Abuja consacre une décennie de montée en puissance financière
Sous la canicule de fin juin, le centre de conférences d’Abuja vibre au rythme des apartés feutrés et des salutations protocolaires. Plus de six mille délégués — chefs d’État, ministres des Finances, banquiers centraux et capitaines d’industrie — participent à la 32ᵉ Assemblée annuelle d’Afreximbank. Le thème, « Bâtir l’avenir sur des décennies de résilience », sonne à la fois comme un hommage et comme une feuille de route. En dix ans, le bilan consolidé de la banque panafricaine est passé de 4 milliards d’euros d’actifs à un peu plus de 40 milliards, performance rare dans un paysage financier marqué par la volatilité des taux et la contraction des marges de crédit internationales (Afreximbank, 2024).
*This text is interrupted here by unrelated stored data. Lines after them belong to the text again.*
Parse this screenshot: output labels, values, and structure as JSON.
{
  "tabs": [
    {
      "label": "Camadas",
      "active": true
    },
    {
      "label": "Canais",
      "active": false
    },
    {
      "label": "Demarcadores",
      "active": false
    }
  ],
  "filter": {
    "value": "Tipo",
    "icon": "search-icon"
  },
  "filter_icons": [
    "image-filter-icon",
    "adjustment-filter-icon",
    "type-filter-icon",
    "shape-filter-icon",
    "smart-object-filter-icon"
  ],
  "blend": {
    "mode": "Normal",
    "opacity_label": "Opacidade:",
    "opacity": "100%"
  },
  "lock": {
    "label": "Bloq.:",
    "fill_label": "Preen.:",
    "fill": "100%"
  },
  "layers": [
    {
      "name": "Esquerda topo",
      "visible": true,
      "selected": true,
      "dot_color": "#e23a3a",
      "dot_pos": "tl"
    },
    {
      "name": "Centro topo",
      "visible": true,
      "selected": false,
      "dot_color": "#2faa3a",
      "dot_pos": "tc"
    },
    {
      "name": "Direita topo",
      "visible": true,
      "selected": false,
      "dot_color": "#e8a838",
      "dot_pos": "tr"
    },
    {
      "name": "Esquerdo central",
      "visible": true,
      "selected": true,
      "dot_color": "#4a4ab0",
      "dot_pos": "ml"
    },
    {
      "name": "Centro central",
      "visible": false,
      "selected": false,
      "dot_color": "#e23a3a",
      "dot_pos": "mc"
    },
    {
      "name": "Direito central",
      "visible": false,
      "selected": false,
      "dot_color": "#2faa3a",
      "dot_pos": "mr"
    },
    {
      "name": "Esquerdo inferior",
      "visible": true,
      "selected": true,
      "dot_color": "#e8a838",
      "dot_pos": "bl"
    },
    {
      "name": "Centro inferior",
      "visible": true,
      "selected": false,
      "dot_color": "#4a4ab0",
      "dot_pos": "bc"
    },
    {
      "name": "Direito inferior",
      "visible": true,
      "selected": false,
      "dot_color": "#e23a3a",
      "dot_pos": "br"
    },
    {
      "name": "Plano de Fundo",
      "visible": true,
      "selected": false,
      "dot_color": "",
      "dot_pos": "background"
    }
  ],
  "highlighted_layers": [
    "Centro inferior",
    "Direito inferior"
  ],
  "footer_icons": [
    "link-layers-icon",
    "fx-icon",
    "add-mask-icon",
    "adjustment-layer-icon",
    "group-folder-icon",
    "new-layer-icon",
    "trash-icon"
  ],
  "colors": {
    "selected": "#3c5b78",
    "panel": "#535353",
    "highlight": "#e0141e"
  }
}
Benedict Oramah : l’ingénierie d’un leadership aux résultats tangibles
À la tribune, le professeur Benedict Oramah, chemise ivoire impeccable et verbe discipliné, dresse son dernier rapport moral avant de céder les rênes. Nommé en 2015, il a su transformer une banque essentiellement axée sur les facilités de paiement à court terme en un instrument d’investissement stratégique. Entre 2015 et 2024, plus de 70 milliards de dollars ont été mobilisés pour soutenir le commerce intra-africain et déployer une ingénierie financière sophistiquée : syndications multidevises, garanties de risque politique et fonds de capital-investissement sectoriels.
Le résultat net 2024 culmine à 973,5 millions de dollars, en hausse de 29 %. Cette hausse est d’autant plus remarquable qu’elle intervient dans un contexte où la Fed réduit son bilan et où les appétits des banques européennes pour le risque émergent se contractent. « Les chiffres parlent d’eux-mêmes et attestent d’une courbe d’apprentissage collective », confie une conseillère économique nigériane en marge des travaux.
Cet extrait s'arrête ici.